The California Public Employees’ Retirement System is under fire for automatically destroying internal emails in the midst of ongoing state and federal investigations, according to this recent story in the Los Angeles Times.
The investigations are centered on alleged misdeeds by former executives and board members, including improper influence over investment decisions and having “strong-armed a medical benefits vendor to retain a former board member as a consultant,” the Times reported.
Emails at CalPERS are being destroyed if they are older than 60 days and don’t fall under the agency’s “administrative, legal or archival requirements,” according to the Times story. The decision to save particular emails is left up to the employees.
From the Times story:
CalPERS said its retention policy was aimed at “removing obsolete and/or extraneous records” from its email system. It is similar to a decade-old practice that the fund appears to have largely ignored and, for a time, not used.
Brad Pacheco, the fund’s spokesman, said the reason for the policy was “a system capacity issue.” Computers simply were jammed with old emails.

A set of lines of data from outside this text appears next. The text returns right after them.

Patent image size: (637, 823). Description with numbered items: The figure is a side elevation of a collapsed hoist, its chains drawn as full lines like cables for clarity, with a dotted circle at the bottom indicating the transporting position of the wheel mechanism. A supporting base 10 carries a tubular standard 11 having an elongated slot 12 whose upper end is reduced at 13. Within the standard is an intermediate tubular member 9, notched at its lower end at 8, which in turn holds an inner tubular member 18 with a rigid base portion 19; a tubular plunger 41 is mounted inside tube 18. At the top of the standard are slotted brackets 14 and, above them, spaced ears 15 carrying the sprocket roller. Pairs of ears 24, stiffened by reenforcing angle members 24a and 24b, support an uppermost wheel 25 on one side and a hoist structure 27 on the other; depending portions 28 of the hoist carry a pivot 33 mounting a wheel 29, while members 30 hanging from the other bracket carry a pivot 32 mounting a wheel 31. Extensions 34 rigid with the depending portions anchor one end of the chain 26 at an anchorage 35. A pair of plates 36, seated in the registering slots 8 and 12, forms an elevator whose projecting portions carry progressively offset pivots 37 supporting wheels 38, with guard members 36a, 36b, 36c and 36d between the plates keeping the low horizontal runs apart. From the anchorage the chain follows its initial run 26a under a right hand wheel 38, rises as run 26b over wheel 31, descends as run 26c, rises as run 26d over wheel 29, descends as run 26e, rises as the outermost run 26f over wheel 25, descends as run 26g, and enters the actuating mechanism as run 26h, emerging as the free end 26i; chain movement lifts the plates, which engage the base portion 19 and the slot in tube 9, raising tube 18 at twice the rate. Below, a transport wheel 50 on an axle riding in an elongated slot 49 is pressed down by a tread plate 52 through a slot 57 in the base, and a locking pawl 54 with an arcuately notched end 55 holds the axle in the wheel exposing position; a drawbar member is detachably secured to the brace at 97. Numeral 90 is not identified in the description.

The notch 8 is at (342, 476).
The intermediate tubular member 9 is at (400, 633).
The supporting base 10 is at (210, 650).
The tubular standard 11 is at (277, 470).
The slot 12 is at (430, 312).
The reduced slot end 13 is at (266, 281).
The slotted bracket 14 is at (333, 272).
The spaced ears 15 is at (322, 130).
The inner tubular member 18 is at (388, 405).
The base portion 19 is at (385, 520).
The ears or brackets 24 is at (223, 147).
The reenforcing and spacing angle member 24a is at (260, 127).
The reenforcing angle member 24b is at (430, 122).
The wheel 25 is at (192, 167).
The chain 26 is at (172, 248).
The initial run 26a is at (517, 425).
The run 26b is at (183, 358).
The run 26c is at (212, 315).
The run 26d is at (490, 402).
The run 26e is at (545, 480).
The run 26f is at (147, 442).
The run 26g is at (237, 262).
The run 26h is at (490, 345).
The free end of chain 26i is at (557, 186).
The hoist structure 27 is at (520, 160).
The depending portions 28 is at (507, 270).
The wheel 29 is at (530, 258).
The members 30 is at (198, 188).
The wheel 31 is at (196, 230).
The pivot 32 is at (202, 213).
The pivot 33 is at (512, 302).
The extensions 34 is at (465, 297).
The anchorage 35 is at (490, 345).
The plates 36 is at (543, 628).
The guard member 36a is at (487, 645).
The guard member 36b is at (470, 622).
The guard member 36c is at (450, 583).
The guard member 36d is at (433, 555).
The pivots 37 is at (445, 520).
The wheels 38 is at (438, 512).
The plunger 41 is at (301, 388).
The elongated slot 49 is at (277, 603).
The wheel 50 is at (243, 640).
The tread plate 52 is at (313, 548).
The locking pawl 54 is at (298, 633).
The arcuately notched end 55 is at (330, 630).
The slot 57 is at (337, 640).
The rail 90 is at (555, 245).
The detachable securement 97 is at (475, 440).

But Terry Francke, general counsel for Californians Aware in Sacramento, questioned why the policy was activated “in the midst of several investigations that would be otherwise combing through emails.”
The fund’s own internal review released two months ago cited emails going back at least seven years as evidence of misdeeds among CalPERS executives.
A Voice of OC story late last year revealed that cities in Orange County had a range of email retention policies, nearly all of which fell short of satisfying the California Public Records Act, according to the First Amendment advocacy group Californians Aware.
After the story was published, CalAware vowed to fight the email policies. Pressure from the group led the Irvine to begin efforts at reforming its email policy, which, similar to the CalPERS policy, calls for automatic destruction of emails in 30 days and leaves decisions to save more important emails in the hands of city employees.